The Gospel of the Sunday homily, followed by.
 

 

 

Domenica 15 luglio 2012

Dal Vangelo di Gesù Cristo secondo Marco 6,7-13.

Allora chiamò i Dodici, ed incominciò a mandarli a due a due e diede loro potere sugli spiriti immondi.
E ordinò loro che, oltre al bastone, non prendessero nulla per il viaggio: né pane, né bisaccia, né denaro nella borsa;
ma, calzati solo i sandali, non indossassero due tuniche.
E diceva loro: «Entrati in una casa, rimanetevi fino a che ve ne andiate da quel luogo.
Se in qualche luogo non vi riceveranno e non vi ascolteranno, andandovene, scuotete la polvere di sotto ai vostri piedi, a testimonianza per loro».
E partiti, predicavano che la gente si convertisse,
scacciavano molti demòni, ungevano di olio molti infermi e li guarivano.

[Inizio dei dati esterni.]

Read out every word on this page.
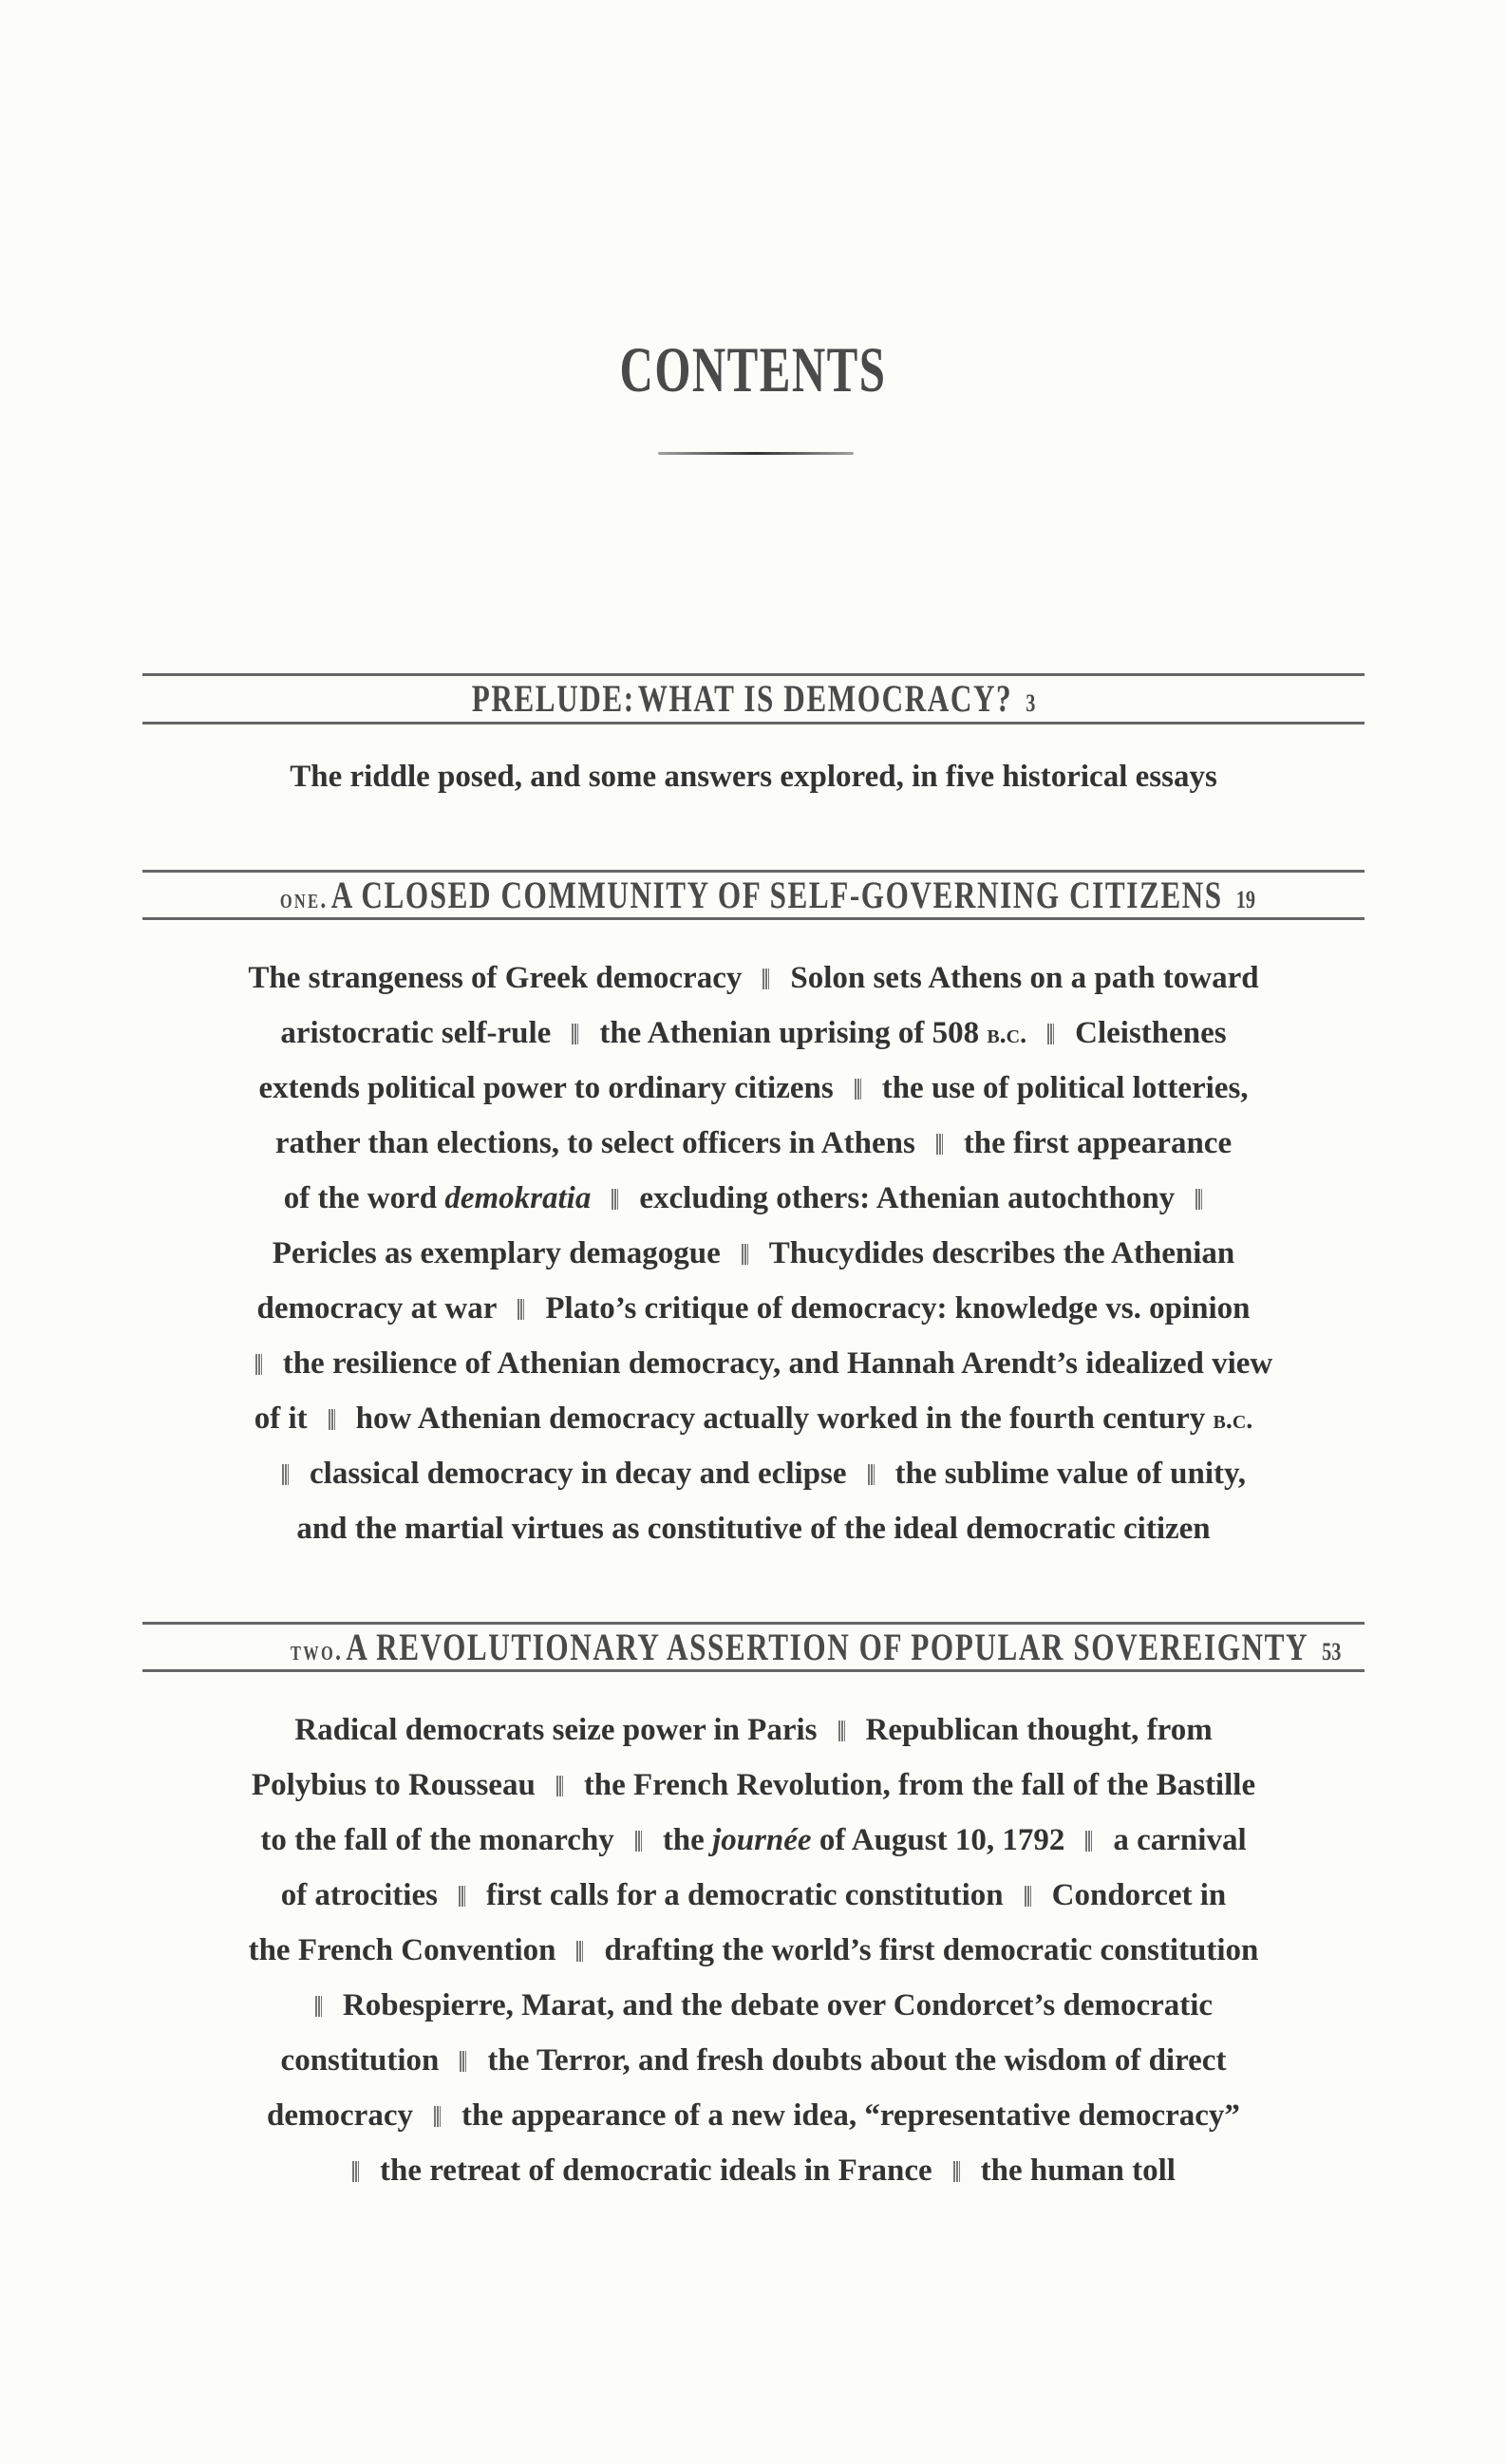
CONTENTS
PRELUDE: WHAT IS DEMOCRACY? 3
The riddle posed, and some answers explored, in five historical essays
one. A CLOSED COMMUNITY OF SELF-GOVERNING CITIZENS 19
The strangeness of Greek democracy Solon sets Athens on a path toward
aristocratic self-rule the Athenian uprising of 508 b.c. Cleisthenes
extends political power to ordinary citizens the use of political lotteries,
rather than elections, to select officers in Athens the first appearance
of the word demokratia excluding others: Athenian autochthony
Pericles as exemplary demagogue Thucydides describes the Athenian
democracy at war Plato’s critique of democracy: knowledge vs. opinion
the resilience of Athenian democracy, and Hannah Arendt’s idealized view
of it how Athenian democracy actually worked in the fourth century b.c.
classical democracy in decay and eclipse the sublime value of unity,
and the martial virtues as constitutive of the ideal democratic citizen
two. A REVOLUTIONARY ASSERTION OF POPULAR SOVEREIGNTY 53
Radical democrats seize power in Paris Republican thought, from
Polybius to Rousseau the French Revolution, from the fall of the Bastille
to the fall of the monarchy the journée of August 10, 1792 a carnival
of atrocities first calls for a democratic constitution Condorcet in
the French Convention drafting the world’s first democratic constitution
Robespierre, Marat, and the debate over Condorcet’s democratic
constitution the Terror, and fresh doubts about the wisdom of direct
democracy the appearance of a new idea, “representative democracy”
the retreat of democratic ideals in France the human toll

                                             

 

Secco rifiuto dei suoi compaesani, ma non per questo si stanca, non per questo dice: “Ma chi me lo fa fare?”. E continua ad andare a predicare e a guarire. Gesù rimane fedele al suo animo e alla sua missione e non alla reazione che provoca.
Quante volte ci verrebbe naturale mandare tutti a quel paese e lasciare stare. Era quello che volevano! Gesù poteva farlo: quante volte è stato rifiutato, ostacolato, deriso, accusato. Agendo così avrebbe dato più credito agli altri (che lo rifiutavano) che a quello che viveva nel suo cuore.

Poteva dire: “Non mi vogliono. Al diavolo tutti, chi me lo fa fare? Che si arrangino!”. Se ciò che faceva era per gli altri avrebbe logicamente detto: “Non mi ascoltano, che senso ha ciò che faccio?”. Ma Gesù lo faceva per sé: “Non mi ascoltano: non importa, io lo faccio perché ci credo”.

Ciò che lui faceva non lo faceva per gli altri ma perché era la sua Vita, la sua Verità, la sua Strada.